Why Second Life machine tags are useful

I have recently tagged a few of Torley’s photos from Second Life, and seeing as he just places a link to the location, it reminded me of asking you guys this: why is no one using the “secondlife:region”, “secondlife:x”, “secondlife:y”, and “secondlife:z” tags for photos? First, the “secondlife:region” tag would do great if someone wants to look up photos from a particular region. Second, there is a very popular Greasemonkey script which uses these machine tags to put a little note on the side with region coordinates and a teleportation link:

This has been taken by Jessica Shannon (superrabit in Flickr URLs) and is licensed under a Creative Commons attribution-sharealike license. 

There is a Creative Commons license attached to this image. AttributionShare Alike Taken and made by Jessica Shannon

The script adds a little teleportation link, as you see, to either a SLURL map location or inworld — haven’t used it in a while — and simplifies the process of looking for the teleportation link and teleporting. (If I knew the Greasemonkey API, i’d make a big shiny “Teleport” button next to it.) In addition, this is also useful for computer bots. For example, an inworld bot that scans Flickr photos and shows them inworld, could supply a teleportation link, if the photo has appropriate machine tags. Because currently, some using SLURL, some SLBuzz, and a few more use an unknown source, so the computer application searching for the teleportation link, may not find it.

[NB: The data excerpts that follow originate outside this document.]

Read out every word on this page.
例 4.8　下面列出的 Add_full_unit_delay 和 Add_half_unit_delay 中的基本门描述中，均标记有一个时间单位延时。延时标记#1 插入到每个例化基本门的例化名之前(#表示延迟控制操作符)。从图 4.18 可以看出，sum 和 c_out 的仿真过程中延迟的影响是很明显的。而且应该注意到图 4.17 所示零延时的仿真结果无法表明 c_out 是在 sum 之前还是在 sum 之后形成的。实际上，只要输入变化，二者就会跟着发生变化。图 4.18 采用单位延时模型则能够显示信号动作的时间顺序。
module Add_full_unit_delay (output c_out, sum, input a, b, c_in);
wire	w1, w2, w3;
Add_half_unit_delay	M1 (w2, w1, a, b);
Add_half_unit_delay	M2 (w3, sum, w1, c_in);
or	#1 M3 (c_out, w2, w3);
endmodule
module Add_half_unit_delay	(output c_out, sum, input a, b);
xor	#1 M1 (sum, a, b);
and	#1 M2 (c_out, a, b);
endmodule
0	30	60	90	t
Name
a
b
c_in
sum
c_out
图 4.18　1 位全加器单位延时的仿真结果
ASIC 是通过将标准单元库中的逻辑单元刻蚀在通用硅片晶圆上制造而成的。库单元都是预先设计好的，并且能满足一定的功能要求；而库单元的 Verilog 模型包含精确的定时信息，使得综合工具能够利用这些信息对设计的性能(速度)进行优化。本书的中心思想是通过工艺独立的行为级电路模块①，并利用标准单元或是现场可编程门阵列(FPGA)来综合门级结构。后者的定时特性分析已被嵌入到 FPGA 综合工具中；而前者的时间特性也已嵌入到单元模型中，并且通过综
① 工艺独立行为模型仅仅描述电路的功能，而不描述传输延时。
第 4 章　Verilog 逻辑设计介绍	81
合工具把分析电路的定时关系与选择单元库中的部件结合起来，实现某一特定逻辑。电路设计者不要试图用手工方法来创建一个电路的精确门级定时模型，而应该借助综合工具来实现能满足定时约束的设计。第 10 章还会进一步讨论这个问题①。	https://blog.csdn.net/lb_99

And so, I ask you: use the Second Life machine tags! There is information about each tag below:

 

  • secondlife:region=[REGION NAME HERE]
  • secondlife:x=[X COORDINATES HERE] 
  • secondlife:y=[Y COORDINATES HERE] 
  • secondlife:z=[Z COORDINATES HERE] 

5 Responses to “Why Second Life machine tags are useful”


  1. 1 Katharine Berry

    Eh, fine. I’ll change TSLP’s position tagging to use that format instead of its current one, which is “x:120″ instead of “secondlife:x=120″, etc.

  2. 2 Smiley Barry

    Thanks, Kathy! :) The whole web should start doing so, then there will finally be plugins to point out there is a link to an inworld location, available for Firefox, Safari, etc. (No plugins for you, meany IE6 and IE7! [I use IE7 only at my school -- no Firefox, I should tell them to switch to prevent people trying to hack the main servers.])

  3. 3 Alex Burgess

    Hey, great idea. And where can I find that Grease Monkey script?

  4. 4 Smiley Barry

    Hey, first of all, thanks for commenting! :D Now, let me look up that script… Here it is. And, look at this script I made which changes the page’s default colors (links, text, background, etc.) to Torley’s colors when you’re viewing anything Torley uploaded. (except discussions)

  5. 5 Alex Burgess

    Thanks, Smiley! Got it on my flickr now.